Monday, October 25, 2010

Think About Stuff

Welcome to my blog! (This is my first post, so bear with me....)

So, it's a dreary Monday in Toledo, Ohio; it seems like Mondays are always dreary here. It's a gray place to live, although it has some sunny moments. More often than not, though, I have to create my own sunny moments. So, I delve into the activities that excite me--writing, reading, and thinking. Reading leads to thinking; thinking leads to writing. Last year, while finishing up my Bachelor's degree, I read a lot of fascinating and inspiring books that led me to a lot of thinking...about stuff.

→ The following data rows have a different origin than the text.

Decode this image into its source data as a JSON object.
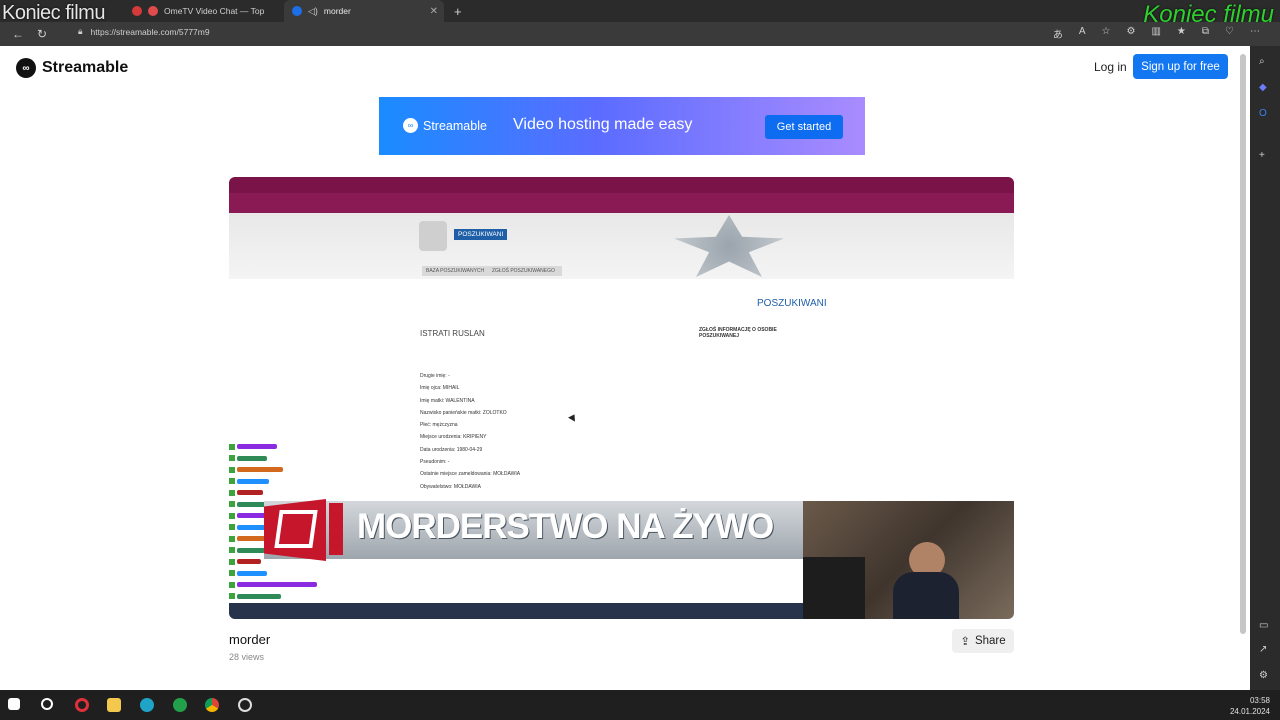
{
  "overlays": {
    "top_left_watermark": "Koniec filmu",
    "top_right_watermark": "Koniec filmu",
    "top_right_color": "#2fcf2f"
  },
  "tabs": [
    {
      "label": "OmeTV Video Chat — Top"
    },
    {
      "label": "morder"
    }
  ],
  "address_bar": {
    "url": "https://streamable.com/5777m9"
  },
  "header": {
    "logo": "Streamable",
    "login": "Log in",
    "signup": "Sign up for free",
    "accent": "#1477f2"
  },
  "banner": {
    "logo": "Streamable",
    "tagline": "Video hosting made easy",
    "cta": "Get started"
  },
  "video_content": {
    "page_badge": "POSZUKIWANI",
    "page_heading": "ISTRATI RUSLAN",
    "right_heading": "POSZUKIWANI",
    "side_heading": "ZGŁOŚ INFORMACJĘ O OSOBIE POSZUKIWANEJ",
    "overlay_title": "MORDERSTWO NA ŻYWO",
    "nav_tab_1": "BAZA POSZUKIWANYCH",
    "nav_tab_2": "ZGŁOŚ POSZUKIWANEGO",
    "fields": [
      "Drugie imię: -",
      "Imię ojca: MIHAIL",
      "Imię matki: WALENTINA",
      "Nazwisko panieńskie matki: ZOLOTKO",
      "Płeć: mężczyzna",
      "Miejsce urodzenia: KRIPIENY",
      "Data urodzenia: 1980-04-29",
      "Pseudonim: -",
      "Ostatnie miejsce zameldowania: MOŁDAWIA",
      "Obywatelstwo: MOŁDAWIA"
    ]
  },
  "video_meta": {
    "title": "morder",
    "views": "28 views",
    "share": "Share"
  },
  "taskbar": {
    "time": "03:58",
    "date": "24.01.2024"
  }
}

The most influential book I read on this topic was Being Consumed: Economics and Christian Desire by William T. Cavanaugh. A scholarly book, it is certainly not a quick and easy read. However, since I've read it, I now think about what I am buying, where it comes from, and why I'm buying it. I think about the reasons of why we as a society are compelled to buy.

Cavanaugh's book led me to change my buying habits, but it wasn't enough. I wanted more simplicity. So, I read the book The Simple Guide to a Minimalist Life by Leo Babauta. This book offered me suggestions on how and why to get rid of stuff and how to organize the stuff I keep. This is no easy task, I assure you! Knowing, though, that others can use what I may not have used for several years gives me a peaceful feeling, as though I'm doing right for the world, for once.

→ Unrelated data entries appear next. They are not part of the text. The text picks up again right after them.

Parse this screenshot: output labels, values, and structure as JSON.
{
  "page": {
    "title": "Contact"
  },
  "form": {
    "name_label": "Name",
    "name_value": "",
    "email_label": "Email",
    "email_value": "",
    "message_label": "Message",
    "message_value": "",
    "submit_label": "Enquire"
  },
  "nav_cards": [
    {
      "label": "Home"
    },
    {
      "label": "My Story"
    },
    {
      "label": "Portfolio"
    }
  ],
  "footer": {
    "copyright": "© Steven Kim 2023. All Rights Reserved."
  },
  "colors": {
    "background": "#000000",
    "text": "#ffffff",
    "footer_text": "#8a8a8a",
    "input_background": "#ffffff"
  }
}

I made several hauls to Goodwill. I still have a ways to go, but I feel much lighter (less clutter around the house equals less clutter in my mind) already.

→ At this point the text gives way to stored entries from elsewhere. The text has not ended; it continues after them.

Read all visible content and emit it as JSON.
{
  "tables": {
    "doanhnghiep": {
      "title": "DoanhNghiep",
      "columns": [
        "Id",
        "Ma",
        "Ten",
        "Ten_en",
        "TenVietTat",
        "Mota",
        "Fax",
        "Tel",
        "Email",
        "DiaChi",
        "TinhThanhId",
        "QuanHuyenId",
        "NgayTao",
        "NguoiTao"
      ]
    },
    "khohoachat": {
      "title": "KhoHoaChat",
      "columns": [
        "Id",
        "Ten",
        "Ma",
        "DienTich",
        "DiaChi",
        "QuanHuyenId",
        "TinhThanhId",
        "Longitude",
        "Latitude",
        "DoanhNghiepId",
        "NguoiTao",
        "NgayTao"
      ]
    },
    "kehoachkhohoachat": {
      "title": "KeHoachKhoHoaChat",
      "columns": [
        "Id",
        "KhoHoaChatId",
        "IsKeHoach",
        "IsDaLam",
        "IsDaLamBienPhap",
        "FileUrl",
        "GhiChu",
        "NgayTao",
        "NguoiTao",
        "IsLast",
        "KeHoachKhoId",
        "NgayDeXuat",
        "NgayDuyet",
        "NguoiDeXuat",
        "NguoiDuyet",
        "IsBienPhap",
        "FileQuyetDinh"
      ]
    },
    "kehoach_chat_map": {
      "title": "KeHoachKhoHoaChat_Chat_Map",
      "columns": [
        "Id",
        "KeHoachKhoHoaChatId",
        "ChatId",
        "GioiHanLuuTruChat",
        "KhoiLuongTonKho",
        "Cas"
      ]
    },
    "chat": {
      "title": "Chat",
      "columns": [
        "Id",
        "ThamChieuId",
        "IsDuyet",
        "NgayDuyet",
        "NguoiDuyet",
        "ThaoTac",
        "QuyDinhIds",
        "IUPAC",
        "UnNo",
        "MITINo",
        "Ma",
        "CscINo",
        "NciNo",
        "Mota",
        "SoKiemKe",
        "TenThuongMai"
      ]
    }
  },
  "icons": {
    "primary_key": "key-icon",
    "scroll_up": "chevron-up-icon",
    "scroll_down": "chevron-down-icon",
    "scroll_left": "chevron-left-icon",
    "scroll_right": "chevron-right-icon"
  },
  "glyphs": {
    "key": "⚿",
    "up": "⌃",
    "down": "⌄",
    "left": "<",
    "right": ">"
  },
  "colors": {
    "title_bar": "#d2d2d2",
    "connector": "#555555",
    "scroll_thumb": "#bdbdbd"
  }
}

Here's my final thought (for today) about stuff and consumerism and, possibly, a "call to action" (if you choose to accept...!): The day that seems to mark the beginning of the Christmas season is known as Black Friday (the day after Thanksgiving). What I did last year and what I will do again this year is to use that day to do the opposite of what the general American society does (anti-spending): take donations of all kinds to places that will happily accept them. Can I make this a movement? Probably not. And certainly not on my own. What will you do on Black Friday?

Look at your stuff; ask yourself what it means to you. Think about stuff; ask yourself if you need to keep it. You might find yourself feeling a little lighter, maybe a little sunnier, even if you live in a gray town.

Let me know your thoughts about stuff; let's get a conversation going!